The number of plants and licenses wasn't in dispute. Bartkowicz admitted in the plea agreement he could only show 12 licenses for his 224 plants. (Colorado law allows 6 plants per patient.) The caregiver issue is murkier.
According to the plea agreement, Bartkowicz told the DEA he made money by selling to dispensaries and to patients of other caregivers whom he had never met. He also told the DEA he didn't charge those for whom he had caregiver status, and that he usually only met with them when they needed pot.
The requirements for being a caregiver under Colorado law keep changing. In 2009, one court held it requires more than just supplying pot. (Opinion here.) But state regulations, implemented after the date of the offense in that case held otherwise.
(ii)“Primary care-giver” means a person other than the patient and the patient’s physician, who is eighteen years of age or older and has significant responsibility for managing the well-being of a patient who has a debilitating medical condition.

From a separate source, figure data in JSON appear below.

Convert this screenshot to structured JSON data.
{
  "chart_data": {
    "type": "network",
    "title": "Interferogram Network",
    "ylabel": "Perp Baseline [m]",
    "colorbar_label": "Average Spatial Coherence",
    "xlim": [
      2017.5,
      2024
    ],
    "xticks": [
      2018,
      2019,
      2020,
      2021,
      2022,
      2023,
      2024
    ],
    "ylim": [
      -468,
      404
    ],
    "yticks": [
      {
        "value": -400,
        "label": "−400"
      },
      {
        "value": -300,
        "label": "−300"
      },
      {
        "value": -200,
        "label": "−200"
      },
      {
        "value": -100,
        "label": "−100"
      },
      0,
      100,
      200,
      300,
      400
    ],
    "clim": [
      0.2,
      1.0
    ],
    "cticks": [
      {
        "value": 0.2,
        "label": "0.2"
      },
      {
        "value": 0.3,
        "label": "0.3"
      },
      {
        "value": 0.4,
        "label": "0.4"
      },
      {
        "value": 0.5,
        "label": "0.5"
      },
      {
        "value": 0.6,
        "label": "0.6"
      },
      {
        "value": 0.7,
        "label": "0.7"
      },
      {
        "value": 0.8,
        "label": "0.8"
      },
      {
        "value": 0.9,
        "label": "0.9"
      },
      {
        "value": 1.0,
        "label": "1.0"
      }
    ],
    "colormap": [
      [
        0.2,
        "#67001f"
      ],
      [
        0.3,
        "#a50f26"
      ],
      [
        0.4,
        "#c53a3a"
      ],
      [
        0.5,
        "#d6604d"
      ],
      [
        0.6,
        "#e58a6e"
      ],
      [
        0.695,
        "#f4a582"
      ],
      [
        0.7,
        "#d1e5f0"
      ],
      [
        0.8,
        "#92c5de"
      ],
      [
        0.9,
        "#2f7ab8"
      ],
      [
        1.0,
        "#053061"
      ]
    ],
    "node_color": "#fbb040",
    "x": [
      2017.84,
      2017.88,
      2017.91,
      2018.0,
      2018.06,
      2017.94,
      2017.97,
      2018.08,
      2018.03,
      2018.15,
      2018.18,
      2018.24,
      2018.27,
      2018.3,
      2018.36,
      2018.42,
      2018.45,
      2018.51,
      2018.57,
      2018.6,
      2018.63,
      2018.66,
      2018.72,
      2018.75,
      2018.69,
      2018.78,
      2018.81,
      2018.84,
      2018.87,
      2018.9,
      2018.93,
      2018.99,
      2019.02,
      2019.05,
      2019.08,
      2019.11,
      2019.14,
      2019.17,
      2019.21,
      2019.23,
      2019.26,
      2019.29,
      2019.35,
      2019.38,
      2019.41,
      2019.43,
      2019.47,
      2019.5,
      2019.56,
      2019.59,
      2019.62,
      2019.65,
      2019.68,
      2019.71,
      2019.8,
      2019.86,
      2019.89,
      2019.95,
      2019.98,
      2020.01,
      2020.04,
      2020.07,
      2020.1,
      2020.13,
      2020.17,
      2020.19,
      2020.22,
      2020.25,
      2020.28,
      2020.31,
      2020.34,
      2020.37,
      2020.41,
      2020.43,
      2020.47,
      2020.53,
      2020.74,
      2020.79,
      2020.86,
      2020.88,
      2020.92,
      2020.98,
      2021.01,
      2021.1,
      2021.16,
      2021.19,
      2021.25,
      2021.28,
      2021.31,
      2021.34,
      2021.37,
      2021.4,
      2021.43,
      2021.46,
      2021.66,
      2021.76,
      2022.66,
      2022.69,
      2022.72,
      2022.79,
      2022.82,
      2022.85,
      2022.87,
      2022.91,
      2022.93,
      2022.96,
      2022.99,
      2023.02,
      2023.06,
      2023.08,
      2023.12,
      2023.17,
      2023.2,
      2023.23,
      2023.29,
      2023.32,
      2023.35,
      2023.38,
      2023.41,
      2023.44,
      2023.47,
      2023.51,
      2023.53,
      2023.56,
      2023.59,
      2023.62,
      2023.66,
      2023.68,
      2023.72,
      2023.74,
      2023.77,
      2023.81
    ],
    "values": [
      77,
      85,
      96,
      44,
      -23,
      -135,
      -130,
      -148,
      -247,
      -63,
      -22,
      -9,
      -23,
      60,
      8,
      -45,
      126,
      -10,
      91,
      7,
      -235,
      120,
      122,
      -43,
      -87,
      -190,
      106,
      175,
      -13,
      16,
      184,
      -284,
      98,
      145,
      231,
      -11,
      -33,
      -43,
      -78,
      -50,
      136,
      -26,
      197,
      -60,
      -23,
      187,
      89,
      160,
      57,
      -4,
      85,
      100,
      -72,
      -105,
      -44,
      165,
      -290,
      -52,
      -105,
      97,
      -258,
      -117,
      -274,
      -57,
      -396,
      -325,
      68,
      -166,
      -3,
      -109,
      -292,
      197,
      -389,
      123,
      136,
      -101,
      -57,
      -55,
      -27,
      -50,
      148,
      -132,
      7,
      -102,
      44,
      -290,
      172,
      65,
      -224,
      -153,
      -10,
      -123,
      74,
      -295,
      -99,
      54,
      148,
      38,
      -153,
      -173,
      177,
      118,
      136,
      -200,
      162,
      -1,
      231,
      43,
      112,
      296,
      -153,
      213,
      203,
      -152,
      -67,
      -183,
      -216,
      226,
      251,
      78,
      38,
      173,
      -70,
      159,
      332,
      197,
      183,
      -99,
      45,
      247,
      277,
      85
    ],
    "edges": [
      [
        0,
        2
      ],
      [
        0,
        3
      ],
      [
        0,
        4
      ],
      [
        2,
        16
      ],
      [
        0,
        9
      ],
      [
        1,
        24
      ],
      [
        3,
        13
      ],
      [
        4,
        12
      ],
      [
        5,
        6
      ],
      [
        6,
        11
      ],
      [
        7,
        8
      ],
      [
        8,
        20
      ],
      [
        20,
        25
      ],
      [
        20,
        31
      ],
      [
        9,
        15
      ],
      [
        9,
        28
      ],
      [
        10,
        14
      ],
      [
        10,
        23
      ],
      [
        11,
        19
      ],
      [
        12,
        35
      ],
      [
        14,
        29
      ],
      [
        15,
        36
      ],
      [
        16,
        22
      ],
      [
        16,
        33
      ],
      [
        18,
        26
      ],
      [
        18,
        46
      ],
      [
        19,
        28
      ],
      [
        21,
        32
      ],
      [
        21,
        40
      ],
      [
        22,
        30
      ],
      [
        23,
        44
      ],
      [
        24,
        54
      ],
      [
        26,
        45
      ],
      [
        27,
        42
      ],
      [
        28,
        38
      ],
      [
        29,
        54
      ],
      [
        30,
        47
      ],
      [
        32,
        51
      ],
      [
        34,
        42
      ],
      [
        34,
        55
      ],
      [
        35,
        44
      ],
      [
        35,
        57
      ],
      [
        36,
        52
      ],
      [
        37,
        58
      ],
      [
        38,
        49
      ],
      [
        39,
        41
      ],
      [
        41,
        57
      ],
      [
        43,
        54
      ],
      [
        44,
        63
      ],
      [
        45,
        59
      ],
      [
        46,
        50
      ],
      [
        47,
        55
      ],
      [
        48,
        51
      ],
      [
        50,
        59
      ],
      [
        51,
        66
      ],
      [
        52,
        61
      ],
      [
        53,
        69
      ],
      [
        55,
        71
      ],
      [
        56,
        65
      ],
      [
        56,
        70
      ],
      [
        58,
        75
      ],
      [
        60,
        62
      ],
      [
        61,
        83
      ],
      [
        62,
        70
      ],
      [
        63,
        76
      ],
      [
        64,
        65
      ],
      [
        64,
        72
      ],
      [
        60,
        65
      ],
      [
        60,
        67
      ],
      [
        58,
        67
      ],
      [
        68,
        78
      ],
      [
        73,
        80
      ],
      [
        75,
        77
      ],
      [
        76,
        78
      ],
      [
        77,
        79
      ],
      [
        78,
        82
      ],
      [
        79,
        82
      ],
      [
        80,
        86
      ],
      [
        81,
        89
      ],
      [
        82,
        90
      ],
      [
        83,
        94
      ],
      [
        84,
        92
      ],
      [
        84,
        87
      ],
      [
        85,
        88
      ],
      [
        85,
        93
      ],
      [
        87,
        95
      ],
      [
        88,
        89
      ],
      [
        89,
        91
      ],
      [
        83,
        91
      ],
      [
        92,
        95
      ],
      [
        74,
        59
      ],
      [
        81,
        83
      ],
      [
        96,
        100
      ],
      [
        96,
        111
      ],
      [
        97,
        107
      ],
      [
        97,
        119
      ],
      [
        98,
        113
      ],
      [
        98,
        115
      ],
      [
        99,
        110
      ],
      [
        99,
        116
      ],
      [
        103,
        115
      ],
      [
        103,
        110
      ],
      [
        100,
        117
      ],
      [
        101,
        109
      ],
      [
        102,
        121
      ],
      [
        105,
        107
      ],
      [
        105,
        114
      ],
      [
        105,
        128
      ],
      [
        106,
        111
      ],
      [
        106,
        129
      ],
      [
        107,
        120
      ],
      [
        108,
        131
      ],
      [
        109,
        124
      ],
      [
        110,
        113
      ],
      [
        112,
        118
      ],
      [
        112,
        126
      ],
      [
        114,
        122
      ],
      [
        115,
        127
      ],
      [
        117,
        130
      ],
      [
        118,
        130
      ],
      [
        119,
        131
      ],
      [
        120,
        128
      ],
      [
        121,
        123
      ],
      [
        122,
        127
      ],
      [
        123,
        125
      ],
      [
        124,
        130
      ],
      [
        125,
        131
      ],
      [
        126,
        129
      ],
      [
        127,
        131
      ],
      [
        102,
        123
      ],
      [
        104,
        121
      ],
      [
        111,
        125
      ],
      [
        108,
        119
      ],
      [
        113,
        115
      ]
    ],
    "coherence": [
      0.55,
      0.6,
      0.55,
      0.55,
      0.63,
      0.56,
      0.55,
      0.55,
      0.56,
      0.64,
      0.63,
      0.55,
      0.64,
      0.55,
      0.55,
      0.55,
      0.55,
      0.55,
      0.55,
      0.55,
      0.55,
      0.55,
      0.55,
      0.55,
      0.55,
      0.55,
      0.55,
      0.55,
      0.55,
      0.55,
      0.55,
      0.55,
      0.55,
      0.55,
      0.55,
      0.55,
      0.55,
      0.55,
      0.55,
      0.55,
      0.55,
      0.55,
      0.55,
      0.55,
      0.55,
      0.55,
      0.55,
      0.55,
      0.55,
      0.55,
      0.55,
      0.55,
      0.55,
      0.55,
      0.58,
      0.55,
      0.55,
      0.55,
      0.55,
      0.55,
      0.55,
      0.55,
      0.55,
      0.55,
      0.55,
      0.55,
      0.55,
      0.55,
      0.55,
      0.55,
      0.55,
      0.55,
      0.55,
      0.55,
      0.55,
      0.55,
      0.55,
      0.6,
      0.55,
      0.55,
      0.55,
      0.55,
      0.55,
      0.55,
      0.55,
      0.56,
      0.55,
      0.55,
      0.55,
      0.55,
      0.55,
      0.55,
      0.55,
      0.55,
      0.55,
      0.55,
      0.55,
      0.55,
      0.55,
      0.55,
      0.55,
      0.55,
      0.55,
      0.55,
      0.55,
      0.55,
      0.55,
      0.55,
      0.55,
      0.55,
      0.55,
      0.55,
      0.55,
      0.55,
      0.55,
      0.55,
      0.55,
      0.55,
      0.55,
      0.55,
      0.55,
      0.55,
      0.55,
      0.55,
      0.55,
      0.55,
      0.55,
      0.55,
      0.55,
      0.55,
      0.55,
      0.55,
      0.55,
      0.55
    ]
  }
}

iii) “Significant responsibility for managing the well-being of a patient” means assisting a patient with daily activities, including but not limited to transportation or housekeeping or meal preparation or shopping or making any necessary arrangement for access to medical care or services or provision of medical marijuana.
Then, in 2010, the state legislature swung the pendulum back the other way and enacted a law providing "the act of supplying medical marijuana or marijuana paraphernalia, by itself, is insufficient to constitute "significant responsibility for managing the well-being of a patient." (C.R.S. 25-1.5-106, 2010) And already, a bill has been introduced for 2011 with further modifications. (2011 Bill Text CO H.B. 1043).
On a related note, what's really unfair is the mandatory minimum. According to the plea agreement, Bartkowicz' sentencing guideline range, even with his prior convictions, and the enhancement for his grow being within 1,000 feet of a school, was 30 to 37 months. But due to the mandatory minimum sentencing law, the lowest sentence he could get was 5 years.Bartkowicz' sentence is harsh. He made mistakes, beginning with offering up his grow to a news station while growing more plants than he had licenses for. He also should not have waived his right to remain silent and tried to justify his grow to the DEA agents at the time of the raid. As we say repeatedly around here, the jails are filled with people who thought if they could only tell their side of the story, the cops would see it their way. It rarely happens.
But while Bartkowicz is a poor poster child for the lawful production of medical marijuana under state law, he serves as an important reminder that the feds' position is ambiguous and arbitrarily enforced.
What is necessary, and long overdue, is a federal law disallowing prosecution of marijuana users and providers who are in compliance with state law -- or at least at a law that expressly allows users and providers to raise compliance with state law as an affirmative defense to prosecution.